Pastori che camminano insieme e dietro al gregge
Francesco infatti ha seguito come criterio l'identikit del buon vescovo da lui stesso tracciato in vari interventi dopo l'elezione del 2013: gente del popolo, non principi, umili ma determinati nella difesa dei deboli e dei poveri, pastori che non sempre camminano davanti al gregge per quidarlo, e che spesso invece sono in cammino in mezzo al gregge per sostenerlo, e altre volte seguono le pecore, perchè si fidano del loro fiuto. Sembra il ritratto di entrambi gli eletti di questa settimana: preti di parrocchia come tutti ne abbiamo conosciuti tanti, non certo degli intellettuali o dei leader politici prestati alla Chiesa.
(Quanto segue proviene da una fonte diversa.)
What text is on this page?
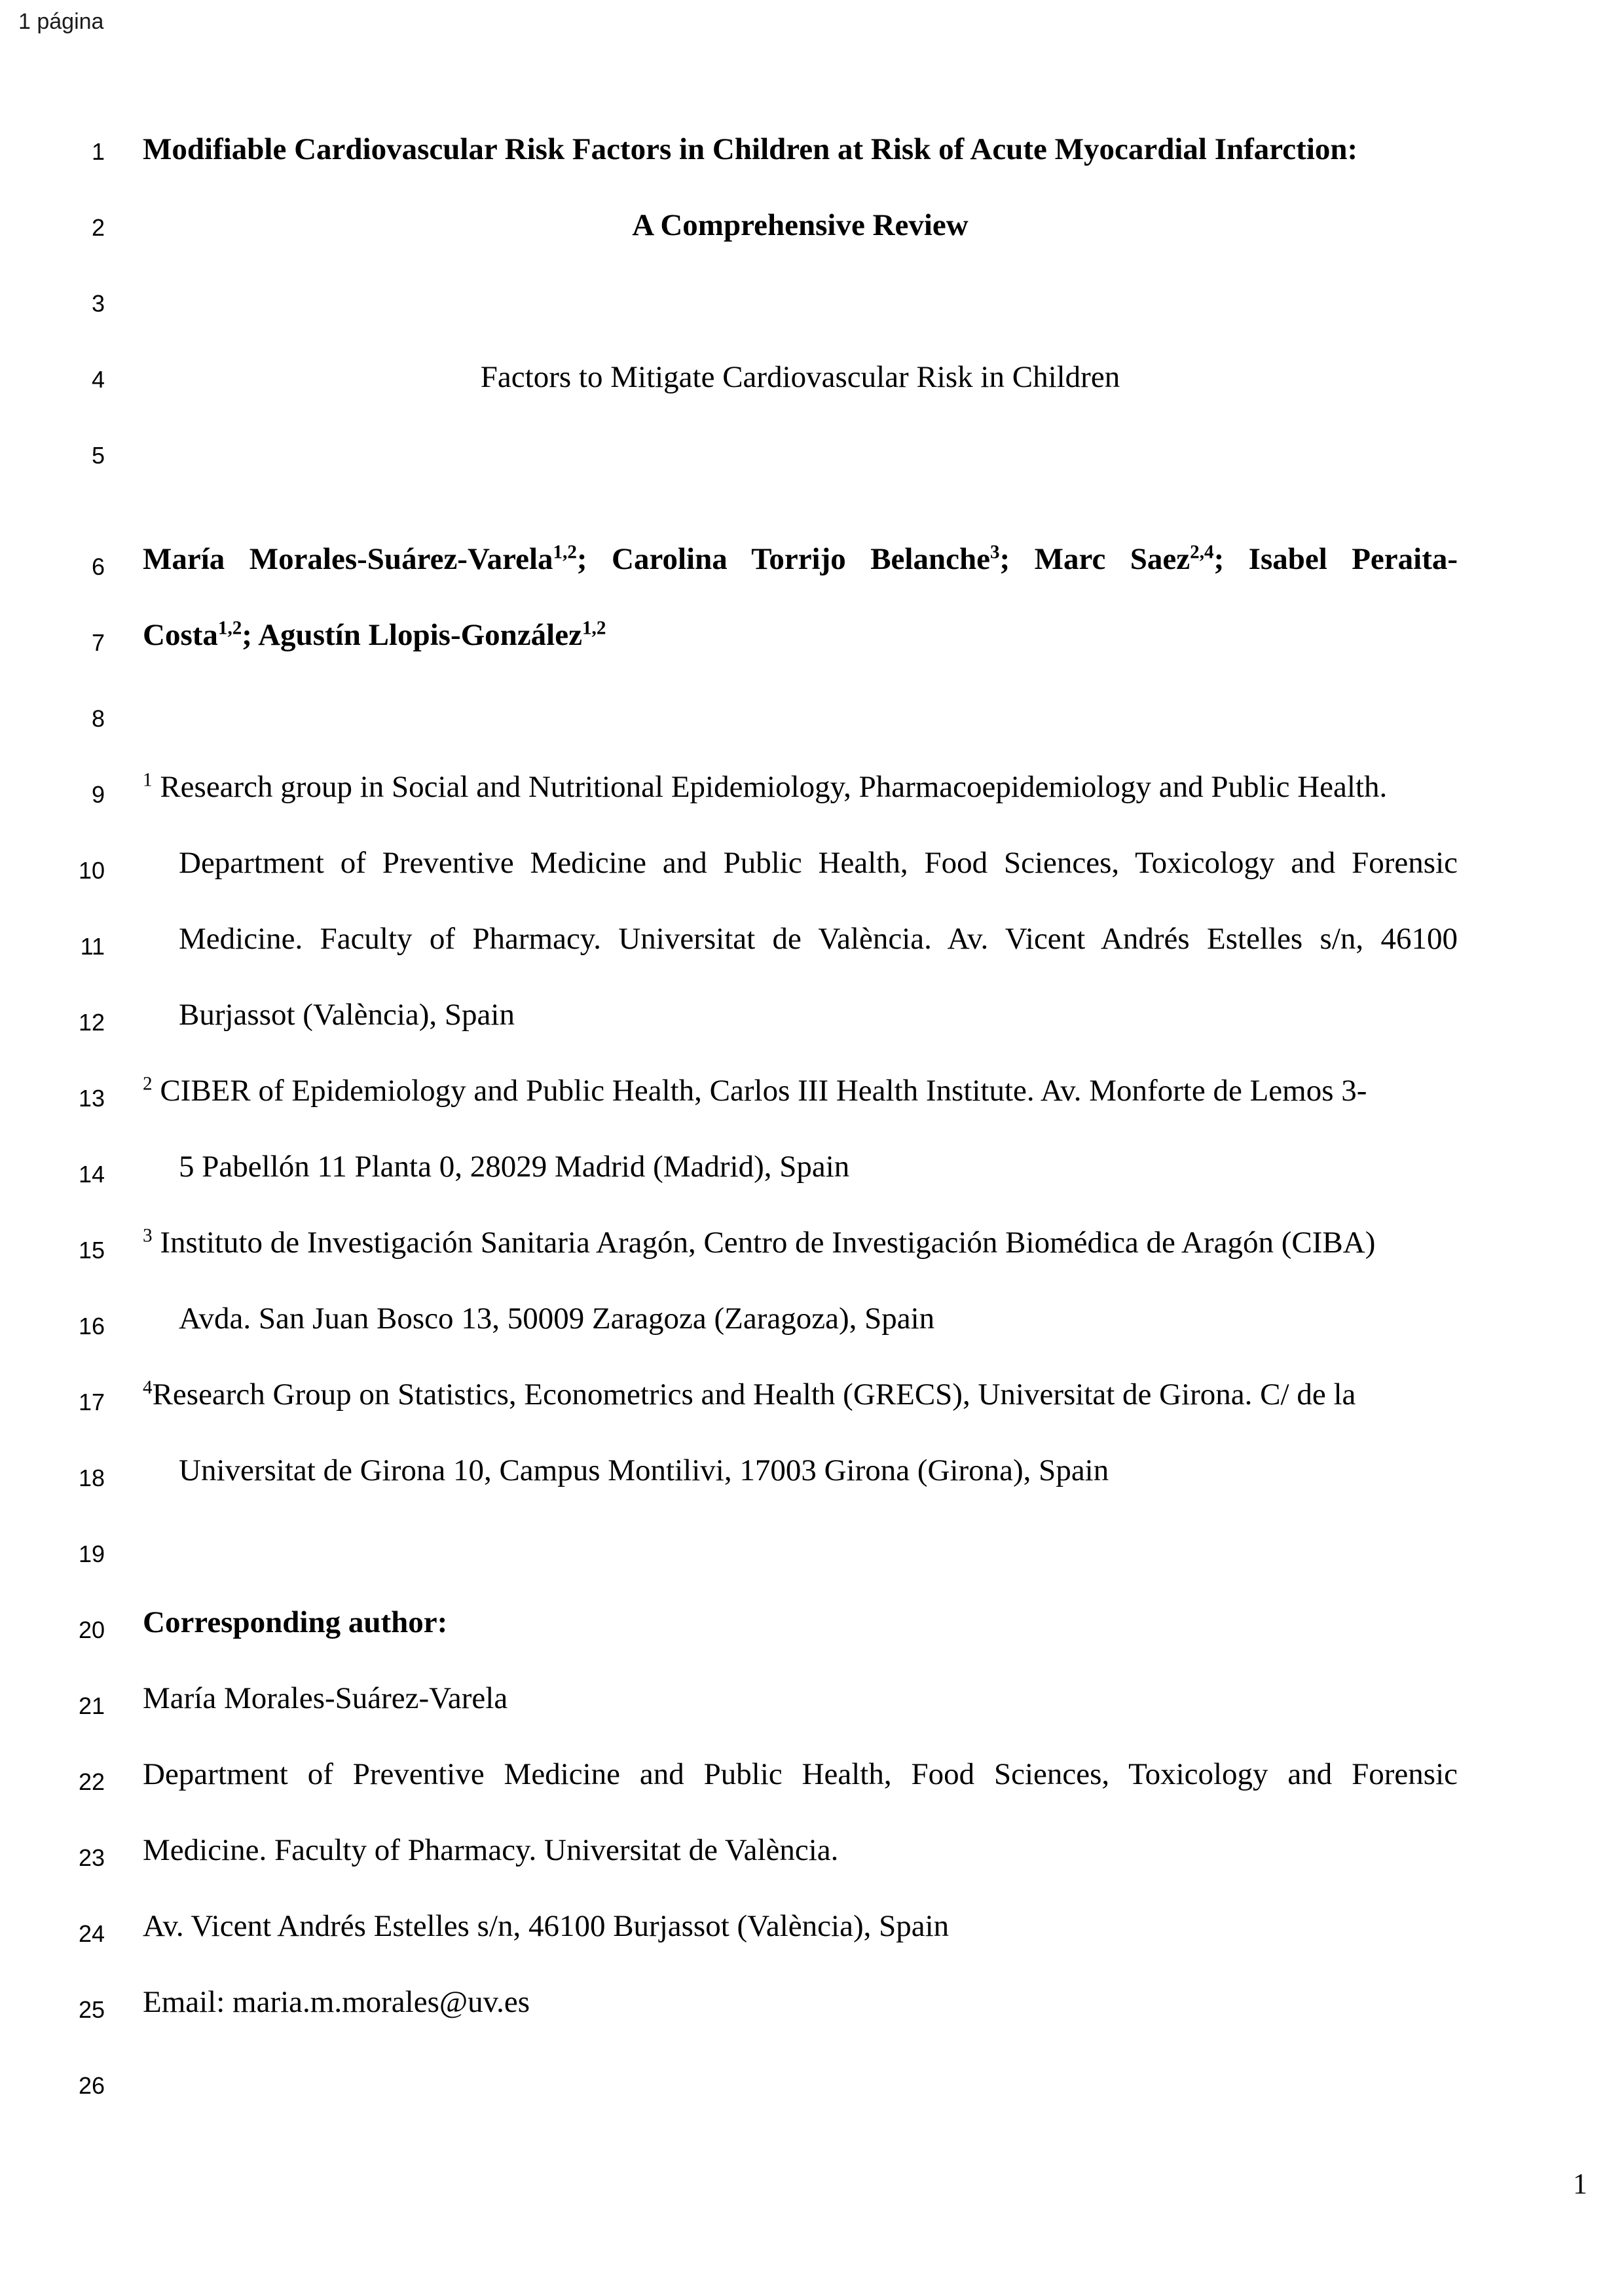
1 página
1
2
3
4
5
6
7
8
9
10
11
12
13
14
15
16
17
18
19
20
21
22
23
24
25
26
Modifiable Cardiovascular Risk Factors in Children at Risk of Acute Myocardial Infarction:
A Comprehensive Review
Factors to Mitigate Cardiovascular Risk in Children
María Morales-Suárez-Varela$^{1,2}$; Carolina Torrijo Belanche$^3$; Marc Saez$^{2,4}$; Isabel Peraita-
Costa$^{1,2}$; Agustín Llopis-González$^{1,2}$
$^1$ Research group in Social and Nutritional Epidemiology, Pharmacoepidemiology and Public Health.
Department of Preventive Medicine and Public Health, Food Sciences, Toxicology and Forensic
Medicine. Faculty of Pharmacy. Universitat de València. Av. Vicent Andrés Estelles s/n, 46100
Burjassot (València), Spain
$^2$ CIBER of Epidemiology and Public Health, Carlos III Health Institute. Av. Monforte de Lemos 3-
5 Pabellón 11 Planta 0, 28029 Madrid (Madrid), Spain
$^3$ Instituto de Investigación Sanitaria Aragón, Centro de Investigación Biomédica de Aragón (CIBA)
Avda. San Juan Bosco 13, 50009 Zaragoza (Zaragoza), Spain
$^4$Research Group on Statistics, Econometrics and Health (GRECS), Universitat de Girona. C/ de la
Universitat de Girona 10, Campus Montilivi, 17003 Girona (Girona), Spain
Corresponding author:
María Morales-Suárez-Varela
Department of Preventive Medicine and Public Health, Food Sciences, Toxicology and Forensic
Medicine. Faculty of Pharmacy. Universitat de València.
Av. Vicent Andrés Estelles s/n, 46100 Burjassot (València), Spain
Email: maria.m.morales@uv.es
1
Oggi non servono forse protagonisti. Il Papa del resto tra i tanti titoli che gli assegna la tradizione ha scelto quello di "servo dei servi". E ha detto scherzosamente una volta: “Solo se si hanno seri problemi psichiatrici si può aspirare a diventare Papa!”. "Ecco - ha commentato monsignor De Donatis presentandosi al clero di Roma come nuovo ordinario - riguardo al diventare vicario di Roma, vi assicuro che io non ho mai avuto di questi problemi psichiatrici! Accolgo questa chiamata del Signore e della Chiesa con umiltà profonda e sincera, consapevole dei miei peccati e dei miei limiti, e mi metto nelle sue mani". "Sono chiamato in particolare - ha assicurato - a custodire e promuovere la comunione ecclesiale, guidati dal nostro vescovo, Papa Francesco, stretti intorno a lui".